La scrittura femminile, sin dalle sue origini, è stata un atto di
resistenza, una sfida alla subordinazione secolare delle donne in una
società fondata sulla dominazione maschile. Madame de Staël, George
Sand, Sibilla Aleramo, Virginia Woolf, Simone de Beauvoir – tutte hanno
scritto contro corrente, spesso sacrificando vita privata, affetti e
reputazione per una causa più grande: il riconoscimento della piena
dignità intellettuale, morale e politica della donna.
Non è un caso che mercoledì 3 febbraio presso la Sala Dalì la
conversazione su “Letteratura e femminismo” vedrà protagoniste Luna
Miguel e Giulia Caminito, due autrici contemporanee che, provenendo da
contesti diversi, stanno rinnovando il discorso femminista nella
letteratura. Il tema sarà proprio, infatti, quello di due “femminismi” a
confronto in un gioco di rimandi tra le creazioni letterarie di
ciascuna, le esperienze umane e di letture delle due scrittrici, il tema
del femminismo e la letteratura, il tema del femminismo nella società
contemporanea.
L’opera e il pensiero di Luna Miguel, nata nel 1990 ad Alcalá de
Henares, Madrid, oltre ad essere scrittrice e saggista anche poetessa,
sono profondamente permeati dal femminismo. Il suo saggio “Il colloquio
delle cagne” è un testo chiave: recupera scrittrici dimenticate,
marginalizzate o cancellate, e denuncia come la storia letteraria sia
stata costruita da una prospettiva maschile.
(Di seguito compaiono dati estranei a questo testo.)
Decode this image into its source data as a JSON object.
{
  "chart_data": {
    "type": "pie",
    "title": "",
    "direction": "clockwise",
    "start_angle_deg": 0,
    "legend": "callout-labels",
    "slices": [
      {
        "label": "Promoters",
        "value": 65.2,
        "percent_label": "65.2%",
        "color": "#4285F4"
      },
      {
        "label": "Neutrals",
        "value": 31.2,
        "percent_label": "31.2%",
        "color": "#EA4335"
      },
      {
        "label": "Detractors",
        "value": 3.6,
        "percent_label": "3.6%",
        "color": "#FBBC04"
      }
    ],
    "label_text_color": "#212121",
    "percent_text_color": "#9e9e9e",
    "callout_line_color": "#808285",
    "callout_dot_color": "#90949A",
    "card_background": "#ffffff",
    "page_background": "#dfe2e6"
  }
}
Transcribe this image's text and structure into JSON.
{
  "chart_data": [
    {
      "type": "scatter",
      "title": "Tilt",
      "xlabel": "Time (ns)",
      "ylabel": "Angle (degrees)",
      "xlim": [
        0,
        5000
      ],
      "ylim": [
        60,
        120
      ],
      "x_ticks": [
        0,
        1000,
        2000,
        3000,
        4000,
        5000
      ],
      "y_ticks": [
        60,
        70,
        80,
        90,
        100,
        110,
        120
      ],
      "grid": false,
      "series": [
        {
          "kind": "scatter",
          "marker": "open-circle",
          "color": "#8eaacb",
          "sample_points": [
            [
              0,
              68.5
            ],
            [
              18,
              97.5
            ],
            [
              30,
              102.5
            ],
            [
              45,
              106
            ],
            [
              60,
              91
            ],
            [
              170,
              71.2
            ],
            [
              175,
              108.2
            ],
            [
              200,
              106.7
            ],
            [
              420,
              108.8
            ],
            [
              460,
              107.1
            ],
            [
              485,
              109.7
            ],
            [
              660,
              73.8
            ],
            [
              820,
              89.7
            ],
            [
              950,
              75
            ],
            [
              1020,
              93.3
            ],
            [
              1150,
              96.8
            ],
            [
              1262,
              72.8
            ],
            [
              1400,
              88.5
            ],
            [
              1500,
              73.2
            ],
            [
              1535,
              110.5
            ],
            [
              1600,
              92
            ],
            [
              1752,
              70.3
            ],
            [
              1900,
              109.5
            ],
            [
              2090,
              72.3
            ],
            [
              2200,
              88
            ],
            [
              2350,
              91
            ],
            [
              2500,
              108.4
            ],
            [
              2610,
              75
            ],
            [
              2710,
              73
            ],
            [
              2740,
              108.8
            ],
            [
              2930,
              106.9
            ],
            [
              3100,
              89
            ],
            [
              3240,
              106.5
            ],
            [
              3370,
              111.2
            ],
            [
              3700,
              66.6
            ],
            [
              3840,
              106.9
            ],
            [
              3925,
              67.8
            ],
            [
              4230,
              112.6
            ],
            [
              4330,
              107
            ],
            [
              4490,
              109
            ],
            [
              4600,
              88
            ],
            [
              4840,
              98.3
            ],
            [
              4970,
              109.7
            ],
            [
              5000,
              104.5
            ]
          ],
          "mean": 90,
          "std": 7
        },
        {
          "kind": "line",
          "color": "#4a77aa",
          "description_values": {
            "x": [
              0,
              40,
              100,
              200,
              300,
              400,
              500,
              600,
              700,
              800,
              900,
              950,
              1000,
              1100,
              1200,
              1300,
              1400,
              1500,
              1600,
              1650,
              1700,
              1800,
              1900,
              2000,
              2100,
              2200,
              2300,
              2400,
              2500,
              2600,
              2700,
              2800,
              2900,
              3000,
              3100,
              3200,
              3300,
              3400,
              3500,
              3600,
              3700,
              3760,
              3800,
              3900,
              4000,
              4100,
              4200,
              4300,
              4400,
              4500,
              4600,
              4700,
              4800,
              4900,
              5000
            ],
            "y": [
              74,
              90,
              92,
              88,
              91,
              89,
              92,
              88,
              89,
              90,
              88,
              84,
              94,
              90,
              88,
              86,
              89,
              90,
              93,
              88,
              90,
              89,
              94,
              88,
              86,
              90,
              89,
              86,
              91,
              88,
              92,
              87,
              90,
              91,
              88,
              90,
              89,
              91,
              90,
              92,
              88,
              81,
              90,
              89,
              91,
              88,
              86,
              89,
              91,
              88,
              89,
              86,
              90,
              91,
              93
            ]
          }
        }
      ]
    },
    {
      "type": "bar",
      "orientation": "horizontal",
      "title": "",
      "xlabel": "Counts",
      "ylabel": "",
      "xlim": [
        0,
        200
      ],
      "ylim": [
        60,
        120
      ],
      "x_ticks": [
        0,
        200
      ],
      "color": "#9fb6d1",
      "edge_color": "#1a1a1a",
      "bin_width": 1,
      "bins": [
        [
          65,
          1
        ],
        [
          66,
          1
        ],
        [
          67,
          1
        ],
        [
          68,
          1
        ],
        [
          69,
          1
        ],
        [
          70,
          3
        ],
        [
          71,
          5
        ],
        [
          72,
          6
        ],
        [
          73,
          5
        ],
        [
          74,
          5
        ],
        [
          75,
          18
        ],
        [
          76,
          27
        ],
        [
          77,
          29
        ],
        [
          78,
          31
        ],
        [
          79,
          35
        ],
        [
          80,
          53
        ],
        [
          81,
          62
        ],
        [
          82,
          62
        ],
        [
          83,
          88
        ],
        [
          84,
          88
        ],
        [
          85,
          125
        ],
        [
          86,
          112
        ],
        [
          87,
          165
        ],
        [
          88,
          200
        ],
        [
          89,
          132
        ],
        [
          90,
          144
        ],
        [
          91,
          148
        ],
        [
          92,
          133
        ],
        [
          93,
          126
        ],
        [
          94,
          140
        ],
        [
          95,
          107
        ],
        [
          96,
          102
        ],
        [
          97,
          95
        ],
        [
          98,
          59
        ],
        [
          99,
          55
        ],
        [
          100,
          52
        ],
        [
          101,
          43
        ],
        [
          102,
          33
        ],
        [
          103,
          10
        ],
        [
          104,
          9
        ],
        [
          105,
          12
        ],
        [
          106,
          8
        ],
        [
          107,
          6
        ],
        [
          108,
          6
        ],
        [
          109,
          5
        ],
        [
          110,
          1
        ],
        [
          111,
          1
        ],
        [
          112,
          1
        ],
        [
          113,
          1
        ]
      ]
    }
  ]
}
Giulia Caminito, anche lei, nata a Roma nel 1988, affronta il femminismo
attraverso la narrativa. I suoi romanzi mostrano come le strutture
sociali, economiche e familiari condizionino la vita delle donne. I
protagonisti dei suoi romanzi sono spesso donne giovani che lottano
contro la povertà, la violenza simbolica e la mancanza di opportunità.
Esplora relazioni familiari complesse, segnate dalla precarietà e dalla
resilienza. I suoi personaggi femminili non sono “modelli” bensì sono
scomodi, intensi, profondamente umani.
Paola Moretti (1990) collabora con diverse testate occupandosi di
letteratura e traduzione. Suoi racconti sono comparsi su riviste
letterarie italiane e straniere. È autrice del podcast PHENOMENA –
audiobiografie impossibili. Bravissima è il suo primo romanzo.